We investigate to what extent it is possible to solve linear inverse problems with $ReLu$ networks. Due to the scaling invariance arising from the linearity, an optimal reconstruction function $f$ for such a problem is positive homogeneous, i.e., satisfies $f(\lambda x) = \lambda f(x)$ for all non-negative $\lambda$. In a $ReLu$ network, this condition translates to considering networks without bias terms. We first consider recovery of sparse vectors from few linear measurements. We prove that $ReLu$- networks with only one hidden layer cannot even recover $1$-sparse vectors, not even approximately, and regardless of the width of the network. However, with two hidden layers, approximate recovery with arbitrary precision and arbitrary sparsity level $s$ is possible in a stable way. We then extend our results to a wider class of recovery problems including low-rank matrix recovery and phase retrieval. Furthermore, we also consider the approximation of general positive homogeneous functions with neural networks. Extending previous work, we establish new results explaining under which conditions such functions can be approximated with neural networks. Our results also shed some light on the seeming contradiction between previous works showing that neural networks for inverse problems typically have very large Lipschitz constants, but still perform very well also for adversarial noise. Namely, the error bounds in our expressivity results include a combination of a small constant term and a term that is linear in the noise level, indicating that robustness issues may occur only for very small noise levels.
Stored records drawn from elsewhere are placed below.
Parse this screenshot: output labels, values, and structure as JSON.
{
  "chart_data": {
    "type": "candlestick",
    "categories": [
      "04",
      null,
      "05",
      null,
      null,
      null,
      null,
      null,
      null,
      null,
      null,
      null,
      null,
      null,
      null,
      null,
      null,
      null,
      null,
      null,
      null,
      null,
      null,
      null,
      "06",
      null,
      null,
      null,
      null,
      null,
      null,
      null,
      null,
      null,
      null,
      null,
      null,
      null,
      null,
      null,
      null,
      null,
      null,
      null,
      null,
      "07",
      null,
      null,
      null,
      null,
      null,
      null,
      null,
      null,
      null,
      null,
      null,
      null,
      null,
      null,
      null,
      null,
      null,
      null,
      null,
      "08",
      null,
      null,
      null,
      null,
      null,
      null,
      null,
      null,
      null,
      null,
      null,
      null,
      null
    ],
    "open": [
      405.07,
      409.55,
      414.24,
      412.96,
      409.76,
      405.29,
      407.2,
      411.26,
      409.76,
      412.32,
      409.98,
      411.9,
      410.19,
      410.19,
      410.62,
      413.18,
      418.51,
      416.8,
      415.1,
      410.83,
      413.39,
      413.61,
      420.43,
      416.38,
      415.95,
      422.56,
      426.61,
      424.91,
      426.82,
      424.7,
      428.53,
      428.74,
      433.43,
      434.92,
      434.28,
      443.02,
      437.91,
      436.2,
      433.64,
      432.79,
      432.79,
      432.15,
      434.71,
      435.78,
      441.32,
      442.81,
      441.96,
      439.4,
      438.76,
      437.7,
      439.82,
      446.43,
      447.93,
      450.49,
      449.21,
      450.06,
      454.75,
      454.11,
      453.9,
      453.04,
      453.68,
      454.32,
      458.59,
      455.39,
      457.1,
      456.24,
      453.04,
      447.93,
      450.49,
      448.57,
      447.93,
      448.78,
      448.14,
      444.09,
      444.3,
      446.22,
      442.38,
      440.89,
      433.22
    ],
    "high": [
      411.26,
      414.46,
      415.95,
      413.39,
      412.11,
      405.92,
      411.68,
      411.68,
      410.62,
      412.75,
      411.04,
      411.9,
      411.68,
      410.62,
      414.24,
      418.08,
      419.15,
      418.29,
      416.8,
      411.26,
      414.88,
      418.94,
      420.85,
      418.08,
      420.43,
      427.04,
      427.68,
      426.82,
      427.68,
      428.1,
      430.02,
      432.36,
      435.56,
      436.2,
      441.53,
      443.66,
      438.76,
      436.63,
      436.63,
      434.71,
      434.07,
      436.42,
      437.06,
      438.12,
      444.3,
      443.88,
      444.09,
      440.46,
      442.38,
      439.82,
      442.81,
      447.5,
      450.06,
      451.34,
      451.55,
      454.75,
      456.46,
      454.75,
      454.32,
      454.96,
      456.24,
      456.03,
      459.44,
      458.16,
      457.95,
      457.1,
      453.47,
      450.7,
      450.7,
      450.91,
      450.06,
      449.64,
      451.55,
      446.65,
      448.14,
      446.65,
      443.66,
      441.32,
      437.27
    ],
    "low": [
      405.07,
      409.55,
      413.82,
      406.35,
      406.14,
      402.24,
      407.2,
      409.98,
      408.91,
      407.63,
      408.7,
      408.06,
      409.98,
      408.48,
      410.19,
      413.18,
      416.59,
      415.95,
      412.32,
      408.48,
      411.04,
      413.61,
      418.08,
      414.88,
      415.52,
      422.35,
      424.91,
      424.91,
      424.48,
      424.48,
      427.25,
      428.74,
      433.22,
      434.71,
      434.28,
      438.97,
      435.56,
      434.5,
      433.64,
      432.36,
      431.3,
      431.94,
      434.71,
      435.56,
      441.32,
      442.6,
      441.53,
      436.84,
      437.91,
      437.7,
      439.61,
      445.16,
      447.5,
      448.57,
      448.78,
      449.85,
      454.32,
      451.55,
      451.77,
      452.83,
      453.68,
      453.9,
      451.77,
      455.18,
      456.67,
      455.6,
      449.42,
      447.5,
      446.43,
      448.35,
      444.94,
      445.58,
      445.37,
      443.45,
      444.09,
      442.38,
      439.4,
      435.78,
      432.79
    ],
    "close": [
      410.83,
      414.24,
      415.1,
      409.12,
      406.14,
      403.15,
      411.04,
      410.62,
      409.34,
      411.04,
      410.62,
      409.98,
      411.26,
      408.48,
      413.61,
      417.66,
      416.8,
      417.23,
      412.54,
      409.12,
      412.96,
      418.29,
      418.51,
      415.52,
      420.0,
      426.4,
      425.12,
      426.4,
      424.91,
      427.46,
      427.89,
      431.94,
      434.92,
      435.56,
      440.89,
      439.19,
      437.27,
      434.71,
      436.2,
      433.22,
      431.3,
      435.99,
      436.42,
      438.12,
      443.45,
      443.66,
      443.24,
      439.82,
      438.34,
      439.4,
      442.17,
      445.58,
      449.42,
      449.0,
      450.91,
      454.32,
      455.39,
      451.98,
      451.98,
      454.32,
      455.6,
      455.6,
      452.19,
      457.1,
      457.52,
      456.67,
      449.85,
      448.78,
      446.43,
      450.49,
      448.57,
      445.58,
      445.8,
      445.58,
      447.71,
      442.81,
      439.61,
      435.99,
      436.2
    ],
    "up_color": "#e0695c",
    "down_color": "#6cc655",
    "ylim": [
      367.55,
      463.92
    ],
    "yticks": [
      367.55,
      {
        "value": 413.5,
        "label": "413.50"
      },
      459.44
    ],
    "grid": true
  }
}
翻译：我们研究在何种程度上可以利用$ReLu$网络求解线性逆问题。由于线性性质带来的尺度不变性，此类问题的最优重构函数$f$具有正齐次性，即对所有非负$\lambda$满足$f(\lambda x) = \lambda f(x)$。在$ReLu$网络中，该条件等价于考虑无偏置项的网络。我们首先研究从少量线性测量中恢复稀疏向量的问题。我们证明仅含单隐层的$ReLu$网络甚至无法（包括近似地）恢复$1$-稀疏向量，且无论网络宽度如何。然而，通过双隐层网络，能够以任意精度和任意稀疏度$s$实现稳定的近似恢复。随后我们将结果推广至更广泛的恢复问题，包括低秩矩阵恢复和相位恢复。此外，我们还研究了用神经网络逼近一般正齐次函数的问题。在前期工作基础上，我们建立了新结果，阐明了此类函数可被神经网络逼近的条件。我们的结果也解释了此前看似矛盾的现象：用于逆问题的神经网络通常具有极大的Lipschitz常数，却仍能有效对抗对抗噪声。具体而言，我们所推导的表达性结果中的误差界包含一个较小的常数项和一个与噪声水平呈线性关系的项，这表明鲁棒性问题可能仅在噪声水平极低时出现。